In like manner, the man who is at peace with God, and consequently with himself, is in relations of harmony with all things and with all events. 'All things are yours if ye are Christ's.' 'The stars in their courses fought against Sisera,' because Sisera was fighting against God; and all creatures, and all events, are at enmity with the man who is in antagonism and enmity to Him who is Lord of them all. But if we have peace with God, and peace with ourselves, then, as Job says, 'Thou shalt make a league with the beasts of the field, and the stones of the field shall be at peace with thee.' 'Thy faith hath saved thee; go into peace.'

Remember that this commandment, which is likewise a promise and a bestowal, bids us progress in the peace into which Christ admits us. We should be growingly unperturbed and calm, and 'there is no joy but calm,' when all is said and done. We should be more and more tranquil and at rest; and every day there should come, as it were, a deeper and more substantial layer of tranquillity enveloping our hearts, a thicker armour against perturbation and calamity and tumult.

III. And now there is one last point here that I would suggest, namely:

The condition on which we shall abide in the Land of Peace.

Our Lord said to both these women: 'Thy faith hath saved thee.' To the other one it was even more needful to say it than to this poor penitent prostitute, because that other one had the notion that, somehow or other, she could steal away the blessing of healing by contact of her finger with the robe of Jesus. Therefore He was careful to lift her above that sensuous error, and to show her what it was in her that had drawn healing 'virtue' from Him. In substance He says to her: 'Thy faith, not thy forefinger, has joined thee to Me; My love, not My garment, has healed thee.'

There have been, and still are, many copyists of the woman's mistake who have ascribed too much healing and saving power to externals—sacraments, rites, and ceremonies. If their faith is real and their longing earnest, they get their blessing, but they need to be educated to understand more clearly what is the human condition of receiving Christ's saving power, and that robe and finger have little to do with it.

The sequence of these two sayings, the one pointing out the channel of all spiritual blessing, the other, the bestowment of the great blessing of perfect peace, suggests that the peace is conditional on the faith, and opens up to us this solemn truth, that if we would enjoy continuous peace, we must exercise continuous faith. The two things will cover precisely the same ground, and where the one stops the other will stop. Yesterday's faith does not secure to-day's peace. As long as I hold up the shield of faith, it will quench all the fiery darts of the wicked, but if I were holding it up yesterday, and have dropped it to-day, then there is nothing between me and them, and I shall be wounded and burned before long. No past religious experience avails for present needs. If you would have 'your peace' to be 'as the waves of the sea,' your trust in Christ must be continuous and strong. The moment you cease trusting, that moment you cease being peaceful. Keep behind the breakwater, and you will ride smoothly, whatever the storm. Venture out beyond it, and you will be exposed to the dash of the waves and the howling of the tempest. Your own past tells you where the means of blessing are. It was your faith that saved you, and it is as you go on believing that you 'Go into peace'.

THE MINISTRY OF WOMEN

'And certain women, which had been healed of evil spirits and infirmities, Mary called Magdalene, out of whom went seven devils, 3. And Joanna the wife of Chuza, Herod's steward, and Susanna, and many others, which ministered unto Him of their substance.' —LUKE viii. 2,3.

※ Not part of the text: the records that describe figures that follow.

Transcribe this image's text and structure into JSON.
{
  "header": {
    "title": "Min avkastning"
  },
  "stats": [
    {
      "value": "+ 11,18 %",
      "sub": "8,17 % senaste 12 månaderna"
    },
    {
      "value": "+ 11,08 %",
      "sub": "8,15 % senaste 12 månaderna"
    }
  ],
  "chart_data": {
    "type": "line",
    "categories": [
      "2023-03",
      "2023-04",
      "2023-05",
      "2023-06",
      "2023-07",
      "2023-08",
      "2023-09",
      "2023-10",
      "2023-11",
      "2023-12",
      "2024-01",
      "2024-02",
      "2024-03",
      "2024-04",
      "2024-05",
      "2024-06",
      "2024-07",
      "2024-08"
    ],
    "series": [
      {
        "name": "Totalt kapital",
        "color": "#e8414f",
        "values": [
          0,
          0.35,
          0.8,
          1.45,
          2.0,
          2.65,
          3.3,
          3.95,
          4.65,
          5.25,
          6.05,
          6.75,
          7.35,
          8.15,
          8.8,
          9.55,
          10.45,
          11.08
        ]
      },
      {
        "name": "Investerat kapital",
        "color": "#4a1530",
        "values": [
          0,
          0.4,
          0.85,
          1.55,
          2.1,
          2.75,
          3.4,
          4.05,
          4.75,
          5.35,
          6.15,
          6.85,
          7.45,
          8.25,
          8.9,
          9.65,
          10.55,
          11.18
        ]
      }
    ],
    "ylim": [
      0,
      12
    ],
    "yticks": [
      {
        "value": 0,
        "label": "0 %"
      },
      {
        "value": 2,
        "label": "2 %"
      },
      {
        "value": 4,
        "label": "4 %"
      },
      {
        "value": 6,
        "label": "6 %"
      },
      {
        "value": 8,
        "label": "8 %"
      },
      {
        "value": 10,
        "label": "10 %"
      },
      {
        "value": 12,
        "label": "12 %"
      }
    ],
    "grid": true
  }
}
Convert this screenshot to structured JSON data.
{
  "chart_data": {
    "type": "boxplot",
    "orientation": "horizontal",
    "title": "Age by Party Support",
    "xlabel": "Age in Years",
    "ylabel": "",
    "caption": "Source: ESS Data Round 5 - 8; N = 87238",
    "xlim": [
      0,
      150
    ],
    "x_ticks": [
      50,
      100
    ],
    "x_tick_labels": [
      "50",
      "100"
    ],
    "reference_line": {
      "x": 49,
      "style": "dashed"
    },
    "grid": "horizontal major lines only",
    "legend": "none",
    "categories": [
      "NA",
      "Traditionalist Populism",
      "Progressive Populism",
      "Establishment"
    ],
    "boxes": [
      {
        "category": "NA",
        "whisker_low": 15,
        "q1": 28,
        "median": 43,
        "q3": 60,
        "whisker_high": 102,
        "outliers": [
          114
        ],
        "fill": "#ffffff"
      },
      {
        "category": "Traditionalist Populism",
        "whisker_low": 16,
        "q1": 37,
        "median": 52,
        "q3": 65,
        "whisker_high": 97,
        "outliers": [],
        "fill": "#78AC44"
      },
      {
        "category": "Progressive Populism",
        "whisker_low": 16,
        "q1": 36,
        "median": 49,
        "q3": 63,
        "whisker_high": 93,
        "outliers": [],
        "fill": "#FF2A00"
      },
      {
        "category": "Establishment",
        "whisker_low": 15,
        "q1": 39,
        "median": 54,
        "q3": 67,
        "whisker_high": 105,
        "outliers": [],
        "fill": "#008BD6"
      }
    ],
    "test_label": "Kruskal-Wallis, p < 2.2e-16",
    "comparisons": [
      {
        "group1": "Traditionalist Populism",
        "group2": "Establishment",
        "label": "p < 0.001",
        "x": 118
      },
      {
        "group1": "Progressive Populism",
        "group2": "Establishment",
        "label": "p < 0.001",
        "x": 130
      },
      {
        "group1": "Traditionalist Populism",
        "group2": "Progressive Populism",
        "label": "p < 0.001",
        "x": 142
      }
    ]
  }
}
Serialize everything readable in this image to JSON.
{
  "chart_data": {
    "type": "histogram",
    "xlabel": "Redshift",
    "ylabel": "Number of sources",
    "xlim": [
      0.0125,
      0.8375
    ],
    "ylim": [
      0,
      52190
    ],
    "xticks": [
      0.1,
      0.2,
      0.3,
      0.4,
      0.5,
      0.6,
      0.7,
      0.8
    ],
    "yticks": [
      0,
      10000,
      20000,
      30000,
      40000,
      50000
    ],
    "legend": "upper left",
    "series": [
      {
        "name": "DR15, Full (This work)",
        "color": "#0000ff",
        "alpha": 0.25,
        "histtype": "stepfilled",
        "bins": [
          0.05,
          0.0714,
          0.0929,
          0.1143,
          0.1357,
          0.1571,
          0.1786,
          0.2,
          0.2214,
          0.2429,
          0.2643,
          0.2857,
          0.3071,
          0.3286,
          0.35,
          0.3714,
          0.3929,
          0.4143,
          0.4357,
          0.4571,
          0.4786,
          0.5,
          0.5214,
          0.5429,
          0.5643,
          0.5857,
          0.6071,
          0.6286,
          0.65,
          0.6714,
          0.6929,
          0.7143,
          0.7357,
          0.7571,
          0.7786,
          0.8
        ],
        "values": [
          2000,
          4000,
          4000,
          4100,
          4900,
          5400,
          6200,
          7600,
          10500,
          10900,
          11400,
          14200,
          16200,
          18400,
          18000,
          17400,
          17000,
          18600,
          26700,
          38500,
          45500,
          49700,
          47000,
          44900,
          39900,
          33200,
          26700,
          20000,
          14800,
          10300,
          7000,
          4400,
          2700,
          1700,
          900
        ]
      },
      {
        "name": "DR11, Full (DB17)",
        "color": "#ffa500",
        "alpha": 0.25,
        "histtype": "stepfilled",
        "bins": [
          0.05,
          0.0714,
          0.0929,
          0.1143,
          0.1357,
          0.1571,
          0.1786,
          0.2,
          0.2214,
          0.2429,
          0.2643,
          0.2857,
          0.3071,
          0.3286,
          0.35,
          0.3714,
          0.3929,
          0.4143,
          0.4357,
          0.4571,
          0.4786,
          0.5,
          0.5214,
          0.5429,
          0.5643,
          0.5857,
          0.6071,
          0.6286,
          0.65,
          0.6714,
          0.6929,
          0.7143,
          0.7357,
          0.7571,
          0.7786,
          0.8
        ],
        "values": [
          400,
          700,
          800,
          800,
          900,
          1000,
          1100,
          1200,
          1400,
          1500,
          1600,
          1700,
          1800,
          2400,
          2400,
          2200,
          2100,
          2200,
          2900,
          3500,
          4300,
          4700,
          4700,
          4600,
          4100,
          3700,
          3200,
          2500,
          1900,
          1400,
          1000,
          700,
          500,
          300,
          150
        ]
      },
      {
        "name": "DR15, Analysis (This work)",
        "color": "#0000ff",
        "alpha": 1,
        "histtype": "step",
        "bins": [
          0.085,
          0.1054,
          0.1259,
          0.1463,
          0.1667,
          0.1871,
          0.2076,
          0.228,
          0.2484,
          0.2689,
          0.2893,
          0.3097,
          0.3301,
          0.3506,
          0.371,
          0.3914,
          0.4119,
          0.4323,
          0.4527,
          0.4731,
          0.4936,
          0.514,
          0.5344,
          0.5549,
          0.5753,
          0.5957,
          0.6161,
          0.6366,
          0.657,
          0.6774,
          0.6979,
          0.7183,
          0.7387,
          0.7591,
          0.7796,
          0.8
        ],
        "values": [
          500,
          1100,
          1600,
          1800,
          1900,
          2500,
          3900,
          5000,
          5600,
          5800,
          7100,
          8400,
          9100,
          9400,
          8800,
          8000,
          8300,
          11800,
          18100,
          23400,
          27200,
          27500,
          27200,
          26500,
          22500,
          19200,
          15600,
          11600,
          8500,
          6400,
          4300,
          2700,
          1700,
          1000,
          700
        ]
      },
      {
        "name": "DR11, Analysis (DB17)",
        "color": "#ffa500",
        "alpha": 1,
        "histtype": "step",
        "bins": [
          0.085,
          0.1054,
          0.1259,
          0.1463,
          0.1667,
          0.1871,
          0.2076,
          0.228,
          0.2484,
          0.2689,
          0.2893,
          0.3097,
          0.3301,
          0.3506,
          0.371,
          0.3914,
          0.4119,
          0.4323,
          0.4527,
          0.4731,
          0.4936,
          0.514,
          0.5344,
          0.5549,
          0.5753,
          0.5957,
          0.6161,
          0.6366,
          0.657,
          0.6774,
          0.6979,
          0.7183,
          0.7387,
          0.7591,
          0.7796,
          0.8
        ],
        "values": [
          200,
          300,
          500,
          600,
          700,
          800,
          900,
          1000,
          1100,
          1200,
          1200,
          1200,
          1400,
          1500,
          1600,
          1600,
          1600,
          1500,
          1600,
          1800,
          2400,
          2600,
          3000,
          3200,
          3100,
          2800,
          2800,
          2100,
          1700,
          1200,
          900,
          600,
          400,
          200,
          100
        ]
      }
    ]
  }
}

The Evangelist Luke has preserved for us several incidents in our Lord's life in which women play a prominent part. It would not, I think, be difficult to bring that fact into connection with the main characteristics of his Gospel, but at all events it is worth observing that we owe to him those details, and the fact that the service of these grateful women was permanent during the whole of our Lord's wandering life after His leaving Galilee. An incidental reference to the fact is found in Matthew's account of the Crucifixion, but had it not been for Luke we should not have known the names of two or three of them, nor should we have known how constantly they adhered to Him. As to the women of the little group, we know very little about them. Mary of Magdala has had a very hard fate. The Scripture record of her is very sweet and beautiful. Delivered by Christ from that mysterious demoniacal possession, she cleaves to Him, like a true woman, with all her heart. She is one of the little group whose strong love, casting out all fear, nerved them to stand by the Cross when all the men except the gentle Apostle of love, as he is called, were cowering in corners, afraid of their lives, and she was one of the same group who would fain have prolonged their ministry beyond His death, and who brought the sweet spices with them in order to anoint Him, and it was she who came to the risen Lord with the rapturous exclamation, 'Rabboni, my Master.' By strange misunderstanding of the Gospel story, she has been identified with the woman who was a sinner in the previous chapter in this book, and her fair fame has been blackened and her very name taken as a designation of the class to which there is no reason whatever to believe she belonged. Demoniacal possession was neither physical infirmity nor moral evil, however much it may have simulated sometimes the one or the other.